Of course he knew the history of the region.

But here in Tukiye there are so many people who suffered great loss in this earthquake. One of our lovely translators, GulBen, lost several relatives and friends in the quake. She says she tries to feel something but she can’t. She is still in survival mode as are many people.

And the shocking reality that is setting in that home for years and years will be an ISO (International Organization for Standardization) box or a tent.

It is an overwhelming task to bulldoze thousands of damaged buildings, remove the rubble and rebuild. I was thinking about the hospital that was just rebuilt in 6 months. Well even if the construction is done, there is the cost of expensive equipment like X-ray machines and cat scans and labs.

Even in the USA to build the inner workings of a hospital takes years and lots of money.

All disasters are like this. But this one was massive.

The Syrians for sure are in the most dire situation. Their tents are reinforced with tarps and narrow passage between them. Close quarters.

One gets sick they all get sick it is scary to think about this. Such limited water and many areas of their demolished community untouched since the earthquake, some go to the streets and silently mourn.

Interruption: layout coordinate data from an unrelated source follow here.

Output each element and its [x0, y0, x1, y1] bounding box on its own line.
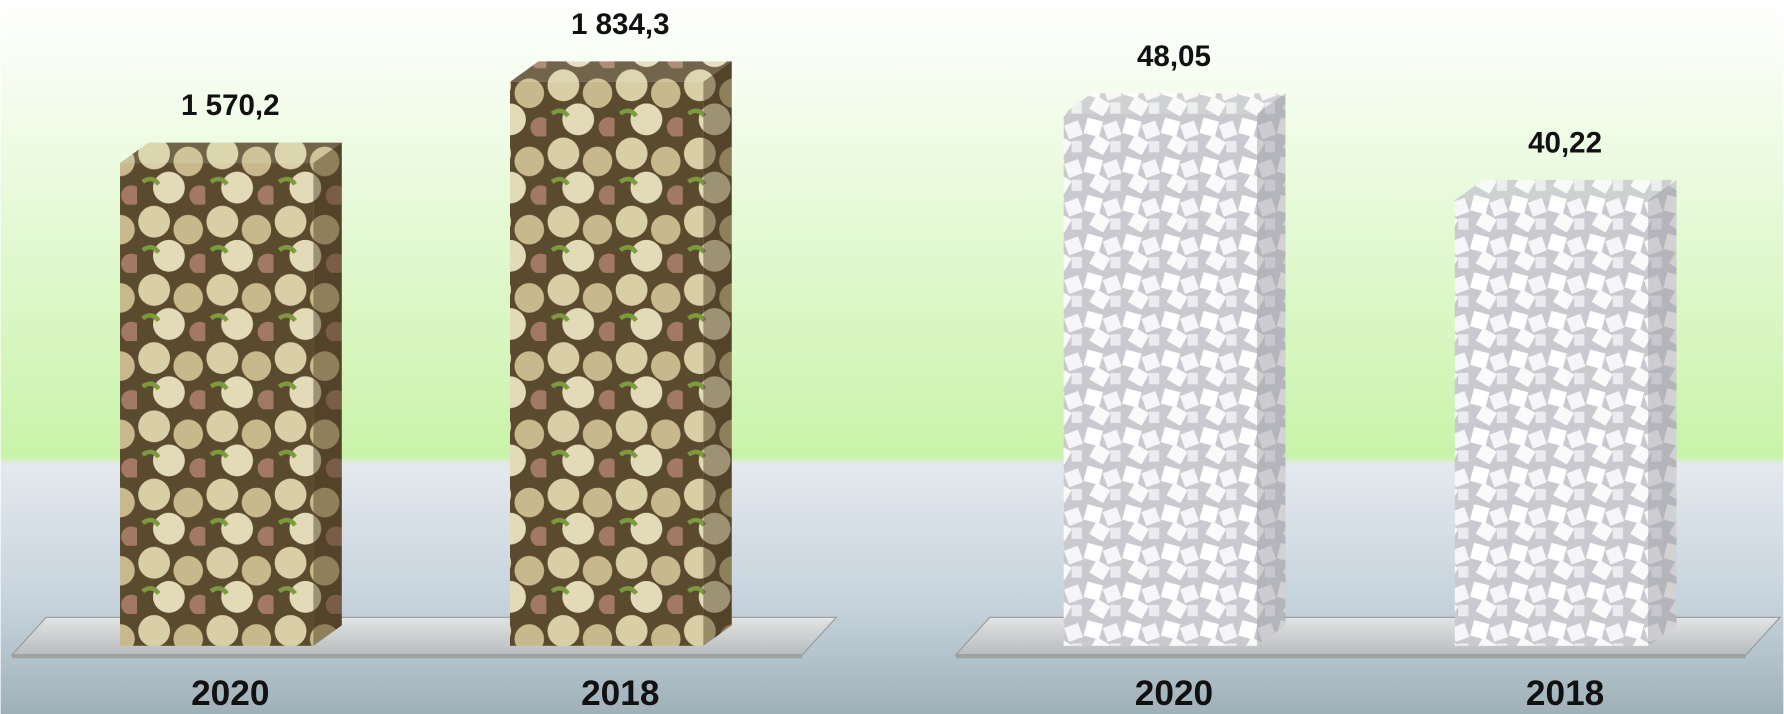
value-label: 1 834,3 [571, 8, 670, 41]
bar [509, 81, 704, 646]
bar [1063, 113, 1257, 646]
bar-top [509, 61, 732, 82]
value-label: 1 570,2 [181, 89, 280, 122]
bar-top [1063, 93, 1286, 114]
bar [120, 163, 314, 646]
bar-side-texture [703, 61, 732, 646]
platform-edge [12, 654, 803, 659]
bar-side-texture [1648, 179, 1677, 646]
value-label: 40,22 [1528, 127, 1602, 160]
x-tick-label: 2018 [581, 674, 659, 713]
x-tick-label: 2020 [1135, 674, 1213, 713]
value-label: 48,05 [1137, 40, 1211, 73]
bar-top [1454, 179, 1677, 201]
bar-side-texture [1256, 93, 1286, 646]
x-tick-label: 2020 [191, 674, 269, 713]
bar-side-texture [313, 142, 342, 646]
x-tick-label: 2018 [1526, 674, 1604, 713]
bar [1454, 200, 1649, 646]
platform-edge [955, 654, 1746, 659]
bar-top [120, 142, 342, 164]
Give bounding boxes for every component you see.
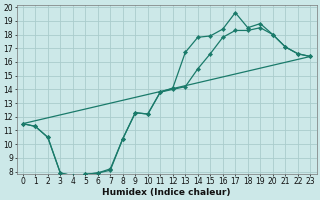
X-axis label: Humidex (Indice chaleur): Humidex (Indice chaleur) [102,188,231,197]
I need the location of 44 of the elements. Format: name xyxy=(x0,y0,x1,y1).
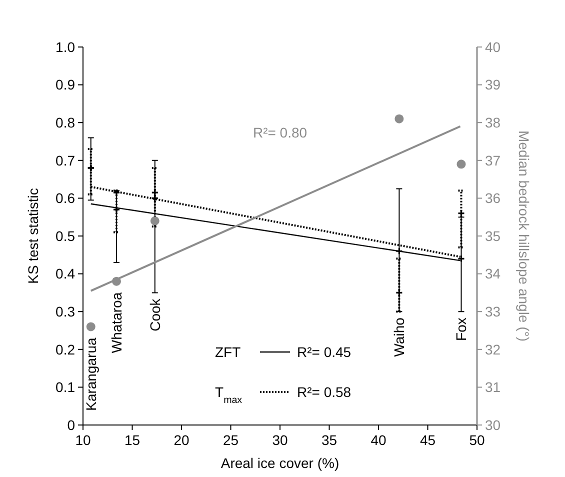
y-tick-label: 0.2 xyxy=(56,341,76,358)
y2-tick-label: 39 xyxy=(485,76,501,93)
x-tick-label: 10 xyxy=(75,432,91,448)
annotation: Whataroa xyxy=(108,292,124,354)
annotation: R²= 0.45 xyxy=(297,344,352,360)
y-tick-label: 0 xyxy=(67,416,76,433)
y-tick-label: 0.7 xyxy=(56,152,76,168)
y2-tick-label: 38 xyxy=(485,114,501,130)
y-tick-label: 0.6 xyxy=(56,190,76,206)
y-tick-label: 0.3 xyxy=(56,304,76,320)
y2-tick-label: 35 xyxy=(485,228,501,244)
y2-tick-label: 37 xyxy=(485,152,501,168)
annotation: Waiho xyxy=(391,317,408,357)
annotation: Cook xyxy=(146,298,163,332)
legend-label: ZFT xyxy=(215,344,242,360)
x-tick-label: 40 xyxy=(370,432,386,448)
y-tick-label: 0.5 xyxy=(56,228,76,244)
y-tick-label: 0.8 xyxy=(56,114,76,130)
y2-tick-label: 30 xyxy=(485,416,501,433)
y-tick-label: 1.0 xyxy=(56,38,76,55)
annotation: R²= 0.58 xyxy=(297,384,352,400)
y2-tick-label: 32 xyxy=(485,341,501,358)
annotation: R²= 0.80 xyxy=(252,124,308,141)
annotation: Karangarua xyxy=(82,338,99,411)
x-tick-label: 50 xyxy=(469,432,485,448)
y2-tick-label: 31 xyxy=(485,379,501,396)
y2-tick-label: 34 xyxy=(485,266,501,282)
y-tick-label: 0.1 xyxy=(56,379,76,396)
x-tick-label: 30 xyxy=(272,432,288,448)
y2-tick-label: 33 xyxy=(485,304,501,320)
annotation: Fox xyxy=(453,318,470,341)
y-tick-label: 0.4 xyxy=(56,266,76,282)
y2-tick-label: 40 xyxy=(485,38,501,55)
x-tick-label: 45 xyxy=(420,432,436,448)
y-tick-label: 0.9 xyxy=(56,76,76,93)
y-axis-title: KS test statistic xyxy=(25,188,41,284)
x-axis-title: Areal ice cover (%) xyxy=(220,455,340,471)
x-tick-label: 20 xyxy=(174,432,190,448)
x-tick-label: 35 xyxy=(321,432,338,448)
legend-label: T$_{max}$ xyxy=(215,384,242,406)
x-tick-label: 15 xyxy=(124,432,140,448)
y2-axis-title: Median bedrock hillslope angle (°) xyxy=(516,130,532,342)
x-tick-label: 25 xyxy=(222,432,239,448)
y2-tick-label: 36 xyxy=(485,190,501,206)
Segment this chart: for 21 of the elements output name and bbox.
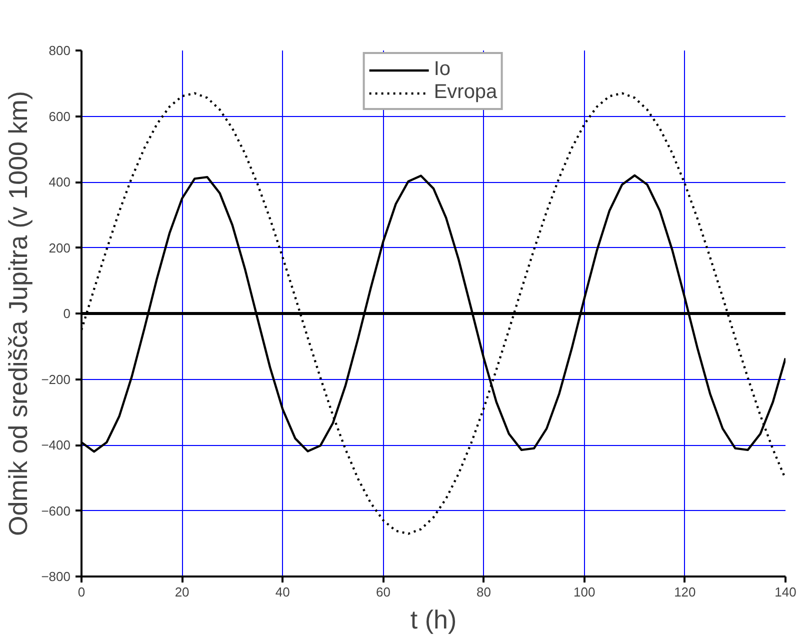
y-tick-label: 0 xyxy=(63,306,71,321)
x-tick-label: 140 xyxy=(774,584,796,600)
x-tick-label: 40 xyxy=(275,584,290,600)
y-tick-label: −400 xyxy=(41,438,71,452)
x-tick-label: 60 xyxy=(376,584,390,600)
x-tick-label: 80 xyxy=(476,584,492,600)
x-tick-label: 120 xyxy=(674,584,696,600)
y-tick-label: −800 xyxy=(41,569,71,584)
x-tick-label: 20 xyxy=(174,584,190,600)
x-tick-label: 100 xyxy=(574,584,596,600)
legend-label: Evropa xyxy=(434,81,498,104)
y-tick-label: −200 xyxy=(41,372,71,387)
y-tick-label: 400 xyxy=(48,174,71,190)
y-axis-title: Odmik od središča Jupitra (v 1000 km) xyxy=(3,90,34,536)
y-tick-label: 200 xyxy=(48,240,71,256)
y-tick-label: 600 xyxy=(48,108,71,124)
x-axis-title: t (h) xyxy=(410,604,457,634)
y-tick-label: 800 xyxy=(48,43,71,58)
legend-label: Io xyxy=(434,58,452,81)
y-tick-label: −600 xyxy=(41,503,71,518)
x-tick-label: 0 xyxy=(78,584,86,600)
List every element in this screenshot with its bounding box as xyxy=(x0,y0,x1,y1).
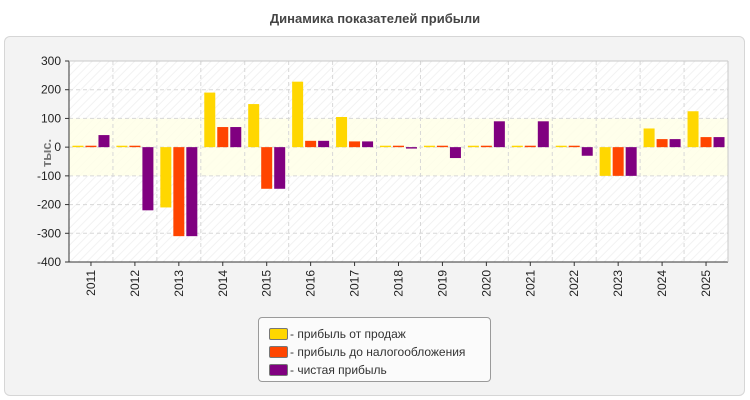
legend-label: - прибыль до налогообложения xyxy=(290,345,466,359)
bar xyxy=(449,147,461,159)
bar xyxy=(713,137,725,148)
y-tick-label: -100 xyxy=(37,169,61,183)
bar xyxy=(656,139,668,148)
legend-label: - прибыль от продаж xyxy=(290,327,406,341)
bar xyxy=(173,147,185,237)
legend-item: - чистая прибыль xyxy=(259,361,490,379)
bar xyxy=(142,147,154,211)
bar xyxy=(186,147,198,237)
bar xyxy=(204,92,216,148)
y-tick-label: -400 xyxy=(37,255,61,269)
x-tick-label: 2014 xyxy=(216,270,230,297)
legend-swatch xyxy=(269,364,288,376)
chart-title: Динамика показателей прибыли xyxy=(269,11,481,26)
bar xyxy=(349,141,361,148)
bar xyxy=(493,121,505,148)
bar xyxy=(85,145,97,148)
bar xyxy=(230,127,242,148)
bar xyxy=(423,145,435,148)
bar xyxy=(511,145,523,148)
y-axis-label: тыс. xyxy=(39,139,54,167)
bar xyxy=(261,147,273,189)
bar xyxy=(362,141,374,148)
x-tick-label: 2023 xyxy=(611,270,625,297)
bar xyxy=(160,147,172,208)
x-tick-label: 2016 xyxy=(304,270,318,297)
bar xyxy=(406,147,417,149)
bar xyxy=(568,145,580,148)
legend-swatch xyxy=(269,328,288,340)
bar xyxy=(555,145,567,148)
x-tick-label: 2020 xyxy=(479,270,493,297)
bar xyxy=(643,128,655,148)
bar xyxy=(336,116,348,148)
bar xyxy=(524,145,536,148)
bar xyxy=(393,145,404,148)
legend-swatch xyxy=(269,346,288,358)
bar xyxy=(700,137,712,148)
x-tick-label: 2017 xyxy=(348,270,362,297)
bar xyxy=(380,145,391,148)
y-tick-label: -200 xyxy=(37,198,61,212)
legend-label: - чистая прибыль xyxy=(290,363,387,377)
x-tick-label: 2012 xyxy=(128,270,142,297)
bar xyxy=(599,147,611,176)
legend-item: - прибыль от продаж xyxy=(259,325,490,343)
x-tick-label: 2018 xyxy=(392,270,406,297)
bar xyxy=(436,145,448,148)
bar xyxy=(669,139,681,148)
bar xyxy=(98,135,110,148)
bar xyxy=(129,145,141,148)
bar xyxy=(248,104,260,148)
bar xyxy=(116,145,128,148)
bar xyxy=(467,145,479,148)
bar xyxy=(274,147,286,189)
x-tick-label: 2021 xyxy=(523,270,537,297)
bar xyxy=(292,81,304,148)
bar xyxy=(217,127,229,148)
bar xyxy=(687,111,699,148)
x-tick-label: 2019 xyxy=(435,270,449,297)
legend-item: - прибыль до налогообложения xyxy=(259,343,490,361)
bar xyxy=(612,147,624,176)
bar xyxy=(305,140,317,148)
bar xyxy=(72,145,84,148)
x-tick-label: 2011 xyxy=(84,270,98,296)
bar xyxy=(625,147,637,176)
x-tick-label: 2022 xyxy=(567,270,581,297)
y-tick-label: 200 xyxy=(41,83,61,97)
y-tick-label: 300 xyxy=(41,54,61,68)
bar xyxy=(537,121,549,148)
chart-legend: - прибыль от продаж - прибыль до налогооб… xyxy=(258,317,491,382)
y-tick-label: -300 xyxy=(37,226,61,240)
x-tick-label: 2015 xyxy=(260,270,274,297)
bar xyxy=(581,147,593,156)
bar xyxy=(480,145,492,148)
x-tick-label: 2013 xyxy=(172,270,186,297)
bar xyxy=(318,140,330,148)
x-tick-label: 2025 xyxy=(699,270,713,297)
x-tick-label: 2024 xyxy=(655,270,669,297)
y-tick-label: 100 xyxy=(41,111,61,125)
y-tick-label: 0 xyxy=(54,140,61,154)
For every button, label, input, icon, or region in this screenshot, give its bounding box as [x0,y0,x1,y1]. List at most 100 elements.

We treated a woman who lost her husband and daughter and she was still starey-eyed in grief. Her young son is ill and she seems barely able to care for him.

I think the grief in this community is so massive, everyone has their painful story of loss. Survival mode requires suppressing the grief in order to survive. It is hard to see this on such a massive scale.

Everyone here will have respiratory issues. Many being treated for asthma-like conditions but due to the toxic dust will likely develop into lung disease. The demolition and construction will be years and years and the pollution will continue.

I hate to complain, but I am challenged by the intense heat, dust and bug bites.

We are all literally covered with bites and sweat. That’s why we escaped to this beach town Arsuz. For the bed, the air conditioning, the pool and the sea.

Unfortunately there are bugs here too, ahhhhh.